Can I customise the funnel steps for my brand’s specific flow?
Yes, in profile settings. Brands with non-standard checkout flows (multi-page checkout, marketplace-style cart, subscription-only purchase paths) can override the default step definitions. The card will use the merchant-configured steps and apply the same drop-off computation logic.
Why does the funnel sum not equal my conversion rate?
End-to-end conversion rate (view_item → purchase) compounds the multiplicative effect of every step rate. A 15 percent view-to-cart × 60 percent cart-to-checkout × 50 percent checkout-to-payment × 85 percent payment-to-purchase = 3.8 percent end-to-end conversion. Brands sometimes confuse the additive view (sum of drops adds up to >100 percent because each drop is computed against a smaller denominator) with the multiplicative conversion. The end-to-end figure on the Ecommerce Conversion Rate card is the multiplicative compound; the funnel-dropoff card shows the per-step granularity.
My funnel is healthy at every step but my revenue is still declining. Where do I look?
Outside the funnel. A healthy funnel with falling revenue means the merchant is acquiring fewer view_item visits (top-of-funnel traffic decline) or the AOV is declining (cart-mix shift). Check Sessions for traffic volume trend and the merchant’s commerce-platform AOV cards for cart-value trend.
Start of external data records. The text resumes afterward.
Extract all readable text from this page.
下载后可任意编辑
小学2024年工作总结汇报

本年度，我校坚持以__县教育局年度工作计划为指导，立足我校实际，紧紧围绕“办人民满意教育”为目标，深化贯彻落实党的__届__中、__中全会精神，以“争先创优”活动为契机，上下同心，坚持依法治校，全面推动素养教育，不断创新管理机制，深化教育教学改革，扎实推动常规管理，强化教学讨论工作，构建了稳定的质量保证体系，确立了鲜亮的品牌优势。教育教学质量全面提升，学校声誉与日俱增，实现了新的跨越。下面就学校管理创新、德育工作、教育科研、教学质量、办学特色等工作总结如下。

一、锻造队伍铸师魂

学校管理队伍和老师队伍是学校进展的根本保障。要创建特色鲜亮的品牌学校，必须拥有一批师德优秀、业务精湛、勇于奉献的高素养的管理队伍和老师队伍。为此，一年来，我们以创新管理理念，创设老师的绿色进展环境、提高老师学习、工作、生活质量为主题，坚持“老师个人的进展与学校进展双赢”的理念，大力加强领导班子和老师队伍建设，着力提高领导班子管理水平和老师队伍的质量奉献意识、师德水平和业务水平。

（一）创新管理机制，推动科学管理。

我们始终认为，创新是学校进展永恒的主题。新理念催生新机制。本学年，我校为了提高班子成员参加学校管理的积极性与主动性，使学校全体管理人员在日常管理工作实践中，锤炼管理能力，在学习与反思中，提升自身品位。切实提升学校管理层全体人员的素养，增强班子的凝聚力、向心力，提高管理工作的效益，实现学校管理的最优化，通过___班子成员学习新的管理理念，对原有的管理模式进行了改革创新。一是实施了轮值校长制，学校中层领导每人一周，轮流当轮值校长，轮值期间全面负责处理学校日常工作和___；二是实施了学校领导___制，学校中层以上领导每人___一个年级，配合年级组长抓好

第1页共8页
The funnel is a conversion-quality measurement; declining revenue at constant conversion quality is a top-of-funnel or cart-economics issue, not a funnel issue.
Can Vortex IQ trigger funnel-step alerts to my Slack channel?
Yes via the standard Vortex IQ alert routing. Configure alert delivery in profile settings; the funnel-step 2σ alert delivers to the merchant’s chosen channels (Slack, email, Microsoft Teams) when triggered.